The financial incentives provided were probably more generous than needed at the tail end of the program, after which conversions continued with no tax breaks, Campion said. Overall, however, he said the net payoff to New York appeared to have been positive.
More recently, Mayor Eric Adams’ administration has been seeking regulatory changes to make it easier to do office to residential conversions in more types of buildings and wider swaths of the city, Campion said.
This year, New York state also passed a tax-relief program for conversion projects that include affordable housing.
San Francisco officials have sought to entice conversion activity in part by amending some development rules for converting offices to other uses.
In the case of 785 Market St., Fraley said, the building was particularly well-suited to a conversion because it has relatively small floor plates, along with plentiful light access and working windows, and and it is eligible for historic building tax benefits. Mayor London Breed and other city officials were also extraordinarily helpful, he said.
San Francisco still has a long way to go to counter its reputation as hostile to developers, an image that makes it hard to raise investment capital for projects in The City, Fraley said.
“There’s this mentality that it’s just all about greedy developers squeezing the profit out of buildings,” Fraley said. “The City has to work with the development community to pull us out of this, out of the doldrums here.”
Breed last year introduced an exemption from the transfer tax on the first sale of buildings that have been converted from office to residential use. Voters passed the measure in the March election.
The applications for conversions did not pour in, however, and Fraley said he thinks more financial incentives might be the key — particularly tax relief to owners investing in conversions who see their bills rise when they make property improvements.
“There’s actually a massive disincentive to invest into buildings,” Fraley said. “That’s what the program in New York addressed, and that’s, in my opinion, why it was so successful.”
One potentially significant change on the horizon is California Assembly Bill 2488, a new law tailored specifically for San Francisco by Assemblymember Phil Ting. Sponsored by the Bay Area Council, the law will enable city officials to establish a downtown revitalization and economic-recovery financing district in which developers of conversion projects before the end of 2032 could qualify to get a portion of their property taxes returned to them annually for 30 years.

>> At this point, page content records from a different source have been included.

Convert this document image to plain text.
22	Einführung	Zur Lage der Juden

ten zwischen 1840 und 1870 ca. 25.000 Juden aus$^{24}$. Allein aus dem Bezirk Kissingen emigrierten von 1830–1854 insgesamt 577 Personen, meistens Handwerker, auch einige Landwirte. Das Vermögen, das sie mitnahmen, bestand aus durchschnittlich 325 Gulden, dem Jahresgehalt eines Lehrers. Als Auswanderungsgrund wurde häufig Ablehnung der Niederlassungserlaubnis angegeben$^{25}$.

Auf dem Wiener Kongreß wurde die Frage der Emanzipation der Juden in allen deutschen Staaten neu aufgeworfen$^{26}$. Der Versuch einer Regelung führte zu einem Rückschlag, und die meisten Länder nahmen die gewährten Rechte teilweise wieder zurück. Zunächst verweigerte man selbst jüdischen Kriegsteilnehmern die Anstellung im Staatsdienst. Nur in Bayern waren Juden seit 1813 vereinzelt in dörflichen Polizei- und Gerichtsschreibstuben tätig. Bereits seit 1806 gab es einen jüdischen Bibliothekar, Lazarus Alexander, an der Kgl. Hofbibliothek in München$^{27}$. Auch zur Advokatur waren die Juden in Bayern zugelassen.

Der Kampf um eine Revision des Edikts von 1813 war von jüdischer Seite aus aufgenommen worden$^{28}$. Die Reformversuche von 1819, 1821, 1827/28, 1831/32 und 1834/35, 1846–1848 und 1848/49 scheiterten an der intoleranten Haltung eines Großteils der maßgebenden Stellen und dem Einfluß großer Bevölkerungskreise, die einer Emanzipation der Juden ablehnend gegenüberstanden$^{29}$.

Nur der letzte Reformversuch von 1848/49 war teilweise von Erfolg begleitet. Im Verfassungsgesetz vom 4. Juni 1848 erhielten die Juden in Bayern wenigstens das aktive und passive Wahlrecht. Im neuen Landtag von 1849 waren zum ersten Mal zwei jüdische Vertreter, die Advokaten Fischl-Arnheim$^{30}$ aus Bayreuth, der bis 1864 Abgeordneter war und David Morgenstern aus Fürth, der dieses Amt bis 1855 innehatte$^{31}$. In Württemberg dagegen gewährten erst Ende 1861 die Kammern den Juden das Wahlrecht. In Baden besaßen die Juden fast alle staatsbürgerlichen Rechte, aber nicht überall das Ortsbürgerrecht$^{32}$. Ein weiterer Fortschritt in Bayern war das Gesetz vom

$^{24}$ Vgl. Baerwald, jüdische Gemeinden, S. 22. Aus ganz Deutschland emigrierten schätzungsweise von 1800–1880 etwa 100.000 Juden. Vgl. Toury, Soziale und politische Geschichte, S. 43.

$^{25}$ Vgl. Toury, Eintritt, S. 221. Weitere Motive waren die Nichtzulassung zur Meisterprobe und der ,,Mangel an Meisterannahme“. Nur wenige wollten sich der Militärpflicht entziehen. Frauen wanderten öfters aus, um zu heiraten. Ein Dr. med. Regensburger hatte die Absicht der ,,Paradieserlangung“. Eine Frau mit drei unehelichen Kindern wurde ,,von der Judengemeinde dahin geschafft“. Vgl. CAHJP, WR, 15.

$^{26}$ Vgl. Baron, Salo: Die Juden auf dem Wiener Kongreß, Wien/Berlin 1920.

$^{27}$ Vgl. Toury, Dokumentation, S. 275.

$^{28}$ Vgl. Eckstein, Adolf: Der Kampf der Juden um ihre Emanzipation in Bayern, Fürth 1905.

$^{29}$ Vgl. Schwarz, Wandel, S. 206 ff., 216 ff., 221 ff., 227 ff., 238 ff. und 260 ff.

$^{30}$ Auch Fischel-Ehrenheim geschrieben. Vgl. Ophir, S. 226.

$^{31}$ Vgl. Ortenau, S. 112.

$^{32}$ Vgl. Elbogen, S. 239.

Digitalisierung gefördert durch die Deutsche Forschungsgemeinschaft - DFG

The law requires projects that get tax revenue to pay prevailing wages and comply with labor standards as adopted by the Board of Supervisors.
Louis Mirante, vice president of public policy at the Bay Area Council, said the legislation was “definitely inspired” by New York city’s previously successful program, and it is “a powerful tool,” one he said he hopes the incoming mayor and Board of Supervisors use, though they could choose not to do so.

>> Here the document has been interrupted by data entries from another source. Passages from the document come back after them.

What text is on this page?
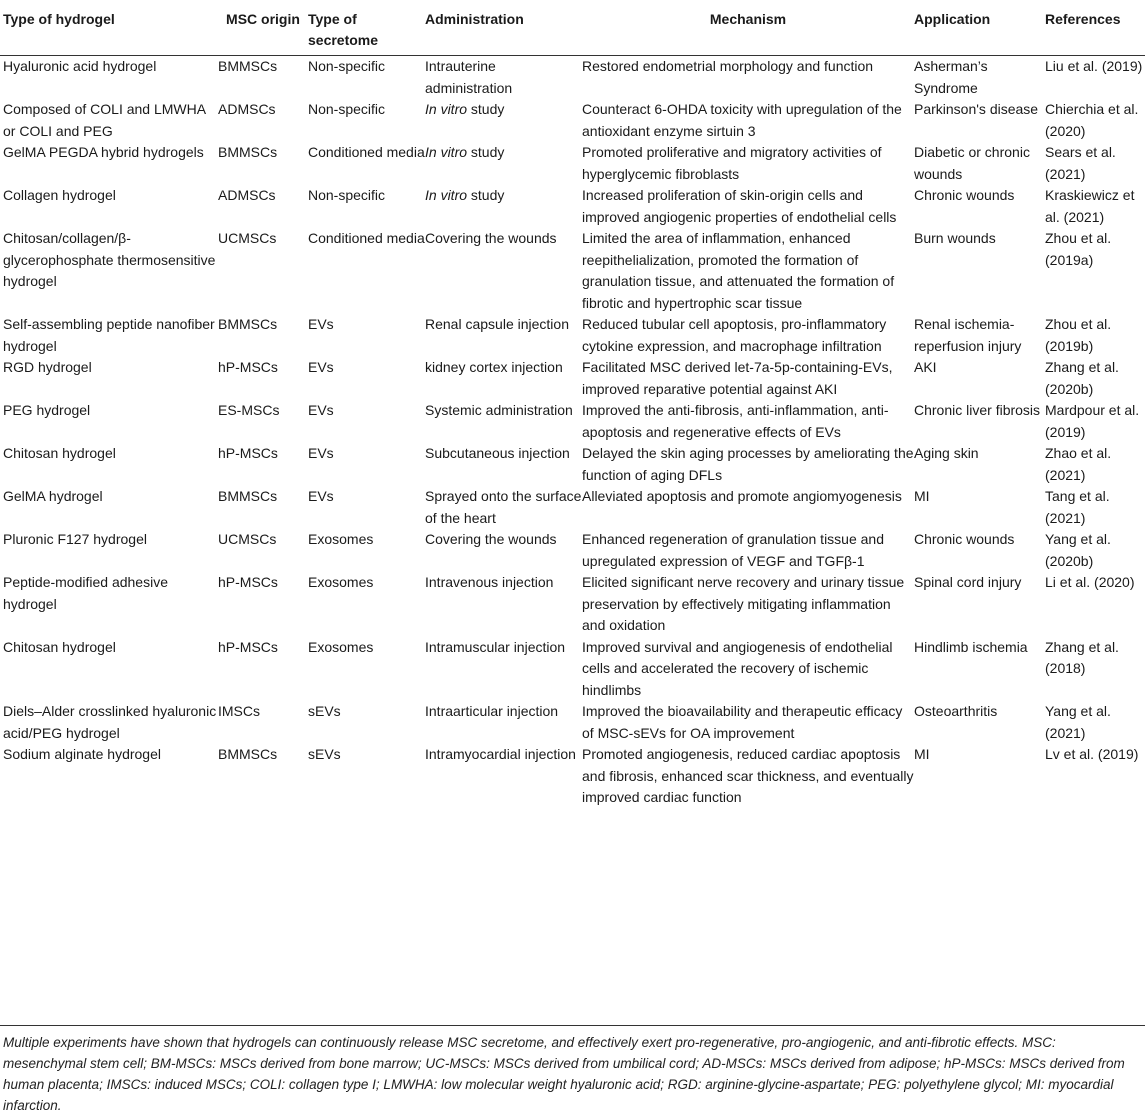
Type of hydrogel	MSC origin	Type of secretome	Administration	Mechanism	Application	References
Hyaluronic acid hydrogel	BMMSCs	Non-specific	Intrauterine administration	Restored endometrial morphology and function	Asherman’s Syndrome	Liu et al. (2019)
Composed of COLI and LMWHA or COLI and PEG	ADMSCs	Non-specific	In vitro study	Counteract 6-OHDA toxicity with upregulation of the antioxidant enzyme sirtuin 3	Parkinson's disease	Chierchia et al. (2020)
GelMA PEGDA hybrid hydrogels	BMMSCs	Conditioned media	In vitro study	Promoted proliferative and migratory activities of hyperglycemic fibroblasts	Diabetic or chronic wounds	Sears et al. (2021)
Collagen hydrogel	ADMSCs	Non-specific	In vitro study	Increased proliferation of skin-origin cells and improved angiogenic properties of endothelial cells	Chronic wounds	Kraskiewicz et al. (2021)
Chitosan/collagen/β-glycerophosphate thermosensitive hydrogel	UCMSCs	Conditioned media	Covering the wounds	Limited the area of inflammation, enhanced reepithelialization, promoted the formation of granulation tissue, and attenuated the formation of fibrotic and hypertrophic scar tissue	Burn wounds	Zhou et al. (2019a)
Self-assembling peptide nanofiber hydrogel	BMMSCs	EVs	Renal capsule injection	Reduced tubular cell apoptosis, pro-inflammatory cytokine expression, and macrophage infiltration	Renal ischemia-reperfusion injury	Zhou et al. (2019b)
RGD hydrogel	hP-MSCs	EVs	kidney cortex injection	Facilitated MSC derived let-7a-5p-containing-EVs, improved reparative potential against AKI	AKI	Zhang et al. (2020b)
PEG hydrogel	ES-MSCs	EVs	Systemic administration	Improved the anti-fibrosis, anti-inflammation, anti-apoptosis and regenerative effects of EVs	Chronic liver fibrosis	Mardpour et al. (2019)
Chitosan hydrogel	hP-MSCs	EVs	Subcutaneous injection	Delayed the skin aging processes by ameliorating the function of aging DFLs	Aging skin	Zhao et al. (2021)
GelMA hydrogel	BMMSCs	EVs	Sprayed onto the surface of the heart	Alleviated apoptosis and promote angiomyogenesis	MI	Tang et al. (2021)
Pluronic F127 hydrogel	UCMSCs	Exosomes	Covering the wounds	Enhanced regeneration of granulation tissue and upregulated expression of VEGF and TGFβ-1	Chronic wounds	Yang et al. (2020b)
Peptide-modified adhesive hydrogel	hP-MSCs	Exosomes	Intravenous injection	Elicited significant nerve recovery and urinary tissue preservation by effectively mitigating inflammation and oxidation	Spinal cord injury	Li et al. (2020)
Chitosan hydrogel	hP-MSCs	Exosomes	Intramuscular injection	Improved survival and angiogenesis of endothelial cells and accelerated the recovery of ischemic hindlimbs	Hindlimb ischemia	Zhang et al. (2018)
Diels–Alder crosslinked hyaluronic acid/PEG hydrogel	IMSCs	sEVs	Intraarticular injection	Improved the bioavailability and therapeutic efficacy of MSC-sEVs for OA improvement	Osteoarthritis	Yang et al. (2021)
Sodium alginate hydrogel	BMMSCs	sEVs	Intramyocardial injection	Promoted angiogenesis, reduced cardiac apoptosis and fibrosis, enhanced scar thickness, and eventually improved cardiac function	MI	Lv et al. (2019)
Multiple experiments have shown that hydrogels can continuously release MSC secretome, and effectively exert pro-regenerative, pro-angiogenic, and anti-fibrotic effects. MSC: mesenchymal stem cell; BM-MSCs: MSCs derived from bone marrow; UC-MSCs: MSCs derived from umbilical cord; AD-MSCs: MSCs derived from adipose; hP-MSCs: MSCs derived from human placenta; IMSCs: induced MSCs; COLI: collagen type I; LMWHA: low molecular weight hyaluronic acid; RGD: arginine-glycine-aspartate; PEG: polyethylene glycol; MI: myocardial infarction.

Giving property owners tax breaks on increases in the property values incentivizes investment that can stop property values from deteriorating, which hurts city finances, said Mirante, citing reports of downtown office buildings selling for far less than in the past.
“We think with this tool, these projects will absolutely move forward,” he said.
Still, the process for setting up such a financing district will likely take a year or more to set in motion, Ting predicted.
“AB 2488 is a long-term strategy — it’s definitely not a short-term fix,” said Ting, who said he expected that older, smaller buildings would be the ones targeted for conversions, with many newer buildings unsuitable for conversion for various reasons, such as lack of bathrooms and plumbing.
Bringing residents downtown would provide traffic for business owners and enhance the vibrancy of a downtown economy that has been sluggish amid the post-pandemic rise of remote work and fewer people commuting to offices, he said.
Ting’s office has said office and retail conversions could create as many as 14,000 additional homes in San Francisco. The City must add 82,000 new homes by 2031 as part of its state-mandated housing goals.